Jigsaw Press, $0.99, ISBN 978-1934340110
Historical Fiction, 2016
ML Bushman’s Can of Worms is labeled as romance, but I confess I have my doubts about a romance with such a title. This is not going to be a romance between a woman and a were-worm, is it, or worse, a polyamorous romance with a can of were-worms?
Well, it turns out that this is a Western fiction, so I’m not sure how the romance tag fits with this one.
More significantly, unlike an installment in a romance series, this one seems like part of an ongoing series instead of a standalone story. So, readers reading this one without having read any of the other stories in this Eli Stone series will be getting pretty much story with no beginning and no end.
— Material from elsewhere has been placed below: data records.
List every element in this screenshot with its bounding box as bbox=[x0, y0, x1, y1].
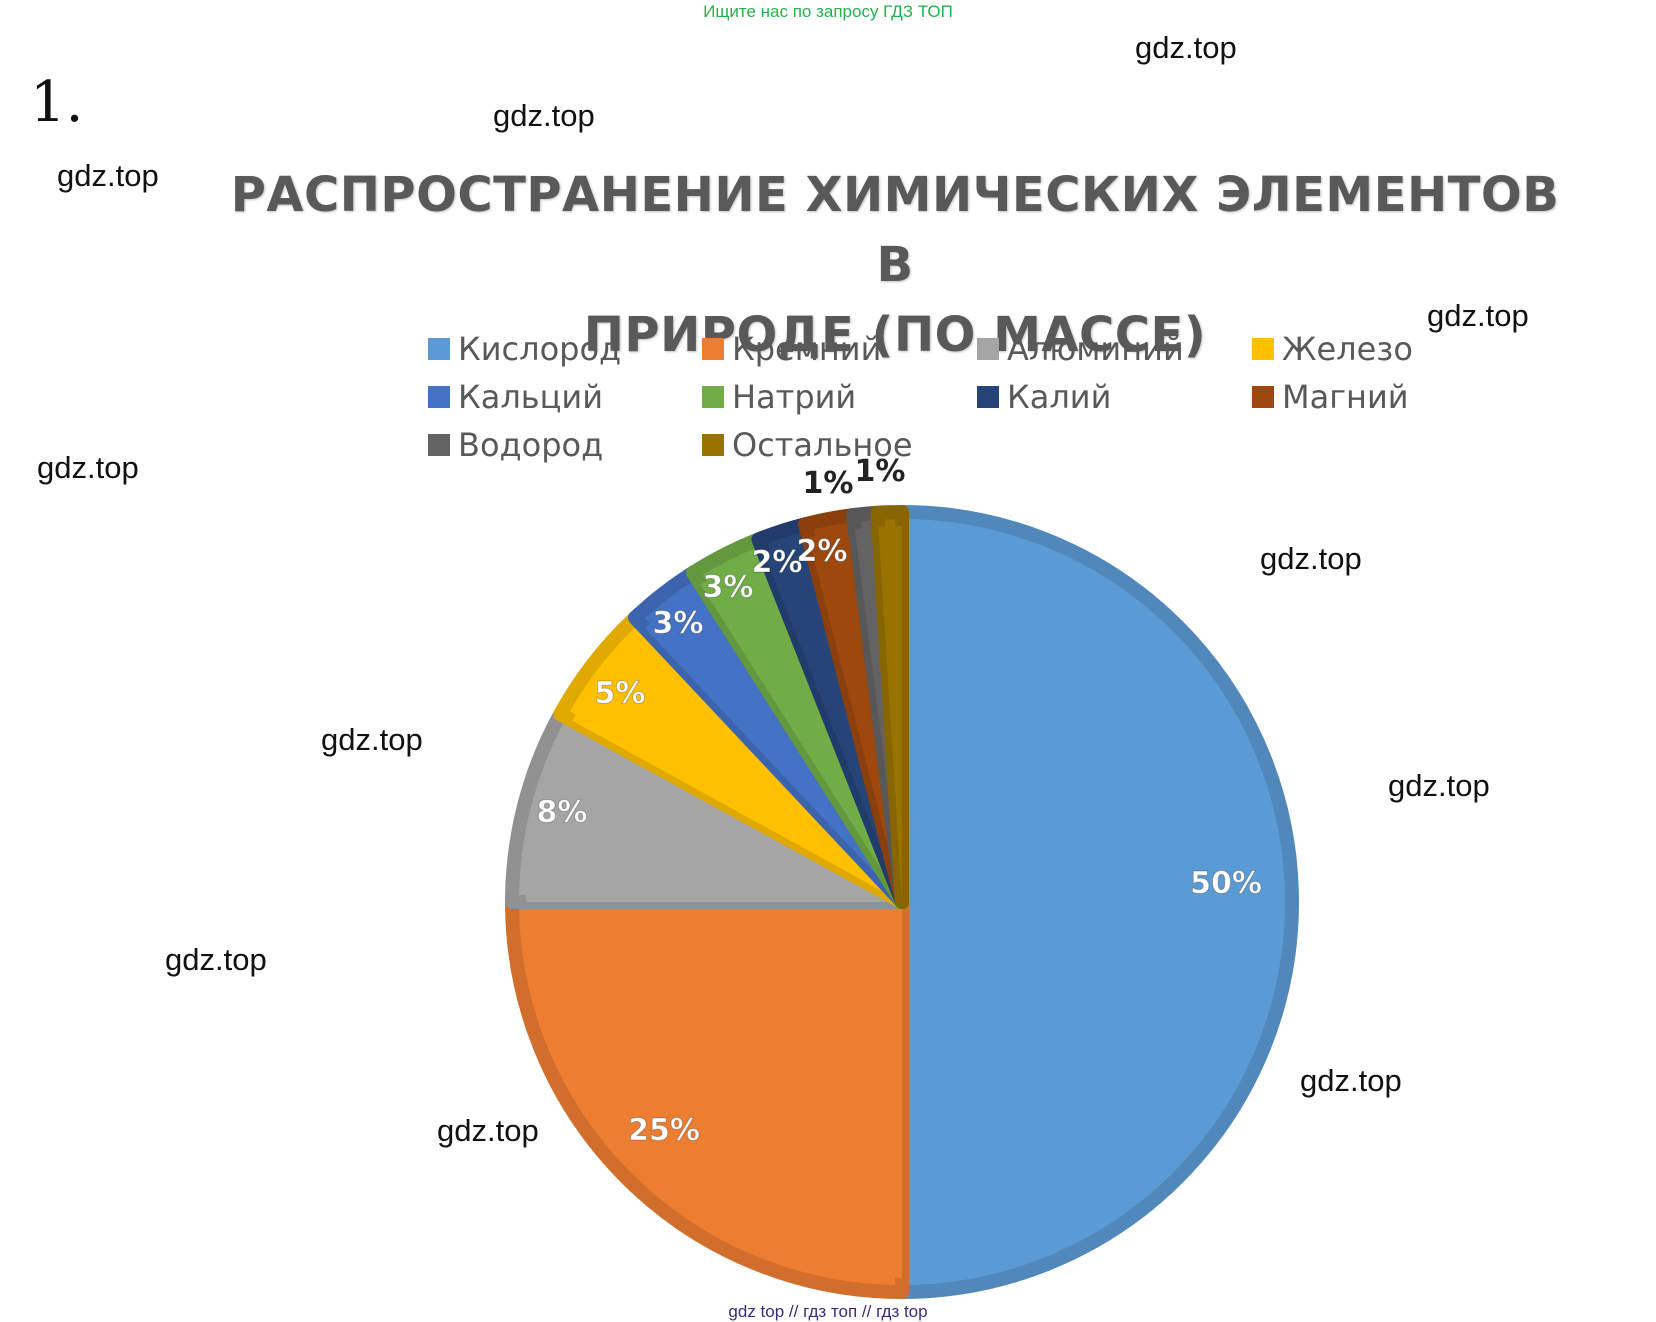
legend-swatch bbox=[702, 386, 724, 408]
data-label: 2% bbox=[752, 545, 803, 580]
legend-label: Остальное bbox=[732, 426, 913, 464]
legend-item: Натрий bbox=[702, 376, 977, 418]
legend-swatch bbox=[1252, 338, 1274, 360]
legend-item: Кальций bbox=[428, 376, 702, 418]
watermark: gdz.top bbox=[57, 158, 159, 193]
data-label: 3% bbox=[703, 570, 754, 605]
legend-swatch bbox=[428, 338, 450, 360]
pie-slice-face bbox=[763, 537, 902, 902]
watermark: gdz.top bbox=[165, 942, 267, 977]
data-label: 3% bbox=[653, 606, 704, 641]
watermark: gdz.top bbox=[493, 98, 595, 133]
legend-label: Калий bbox=[1007, 378, 1112, 416]
data-label: 5% bbox=[595, 676, 646, 711]
pie-slice-face bbox=[700, 552, 902, 902]
pie-slice-face bbox=[808, 528, 902, 902]
watermark: gdz.top bbox=[37, 450, 139, 485]
chart-title: РАСПРОСТРАНЕНИЕ ХИМИЧЕСКИХ ЭЛЕМЕНТОВ В П… bbox=[225, 160, 1565, 370]
data-label: 8% bbox=[537, 795, 588, 830]
legend-swatch bbox=[428, 434, 450, 456]
chart-legend: Кислород Кремний Алюминий Железо Кальций Натр… bbox=[428, 328, 1478, 466]
pie-slice-face bbox=[572, 627, 902, 902]
legend-item: Железо bbox=[1252, 328, 1472, 370]
pie-slice-face bbox=[644, 584, 902, 902]
legend-item: Остальное bbox=[702, 424, 977, 466]
watermark: gdz.top bbox=[1427, 298, 1529, 333]
chart-title-line-2: ПРИРОДЕ (ПО МАССЕ) bbox=[583, 307, 1207, 363]
data-label: 50% bbox=[1190, 866, 1262, 901]
footer-watermark: gdz top // гдз топ // гдз top bbox=[728, 1302, 928, 1321]
legend-label: Натрий bbox=[732, 378, 857, 416]
legend-swatch bbox=[1252, 386, 1274, 408]
data-label: 1% bbox=[855, 454, 906, 489]
legend-label: Магний bbox=[1282, 378, 1409, 416]
watermark: gdz.top bbox=[437, 1113, 539, 1148]
legend-item: Кремний bbox=[702, 328, 977, 370]
legend-item: Водород bbox=[428, 424, 702, 466]
legend-item: Магний bbox=[1252, 376, 1472, 418]
legend-label: Кальций bbox=[458, 378, 604, 416]
pie-slice-face bbox=[526, 902, 902, 1278]
data-label: 2% bbox=[797, 534, 848, 569]
legend-label: Железо bbox=[1282, 330, 1413, 368]
legend-label: Кремний bbox=[732, 330, 882, 368]
pie-slice-face bbox=[878, 526, 902, 902]
legend-item: Алюминий bbox=[977, 328, 1252, 370]
legend-label: Алюминий bbox=[1007, 330, 1184, 368]
legend-swatch bbox=[702, 434, 724, 456]
legend-swatch bbox=[977, 386, 999, 408]
watermark: gdz.top bbox=[321, 722, 423, 757]
watermark: gdz.top bbox=[1135, 30, 1237, 65]
legend-swatch bbox=[428, 386, 450, 408]
legend-label: Кислород bbox=[458, 330, 622, 368]
watermark: gdz.top bbox=[1300, 1063, 1402, 1098]
legend-item: Кислород bbox=[428, 328, 702, 370]
chart-title-line-1: РАСПРОСТРАНЕНИЕ ХИМИЧЕСКИХ ЭЛЕМЕНТОВ В bbox=[230, 167, 1560, 293]
data-label: 1% bbox=[803, 466, 854, 501]
legend-item: Калий bbox=[977, 376, 1252, 418]
watermark: gdz.top bbox=[1388, 768, 1490, 803]
watermark: gdz.top bbox=[1260, 541, 1362, 576]
legend-swatch bbox=[977, 338, 999, 360]
legend-swatch bbox=[702, 338, 724, 360]
data-label: 25% bbox=[628, 1113, 700, 1148]
task-number: 1. bbox=[30, 70, 84, 135]
legend-label: Водород bbox=[458, 426, 604, 464]
pie-slice-face bbox=[902, 526, 1278, 1278]
top-banner: Ищите нас по запросу ГДЗ ТОП bbox=[703, 2, 953, 21]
This is the sixth entry in the series, after all.
This story serves to advance an arc in Eli Stone’s life: the death of whom I suppose is a main or important secondary character. So, since I don’t know any of these people, I have zero investment in the dramatic scene.
I can say, however, that the author has an attractive gritty, blunt narrative style that fits the tone and atmosphere of a Western series very well. It’s masculine in tone and style, but not too masculine to alienate people that prefer a softer, feminine narrative style.
However, the author tends to be tad too fond of dialogues. This story is practically narrated through conversations between Eli and two or three other characters. It reduces me, the reader, into the role of a passive eavesdropper, which further distances me from the story.
Letting me “see” the characters do things instead of having them tell me about it would have helped in making me get more emotionally invested in the story. Who knows, I may even want to pick up the earlier installments. Crazy, huh?
As it is, I’m intrigued by the author’s style, but I’d likely pick up a more standalone work instead of past or future installments of this series. Who knows, maybe that could be a fun trip in itself.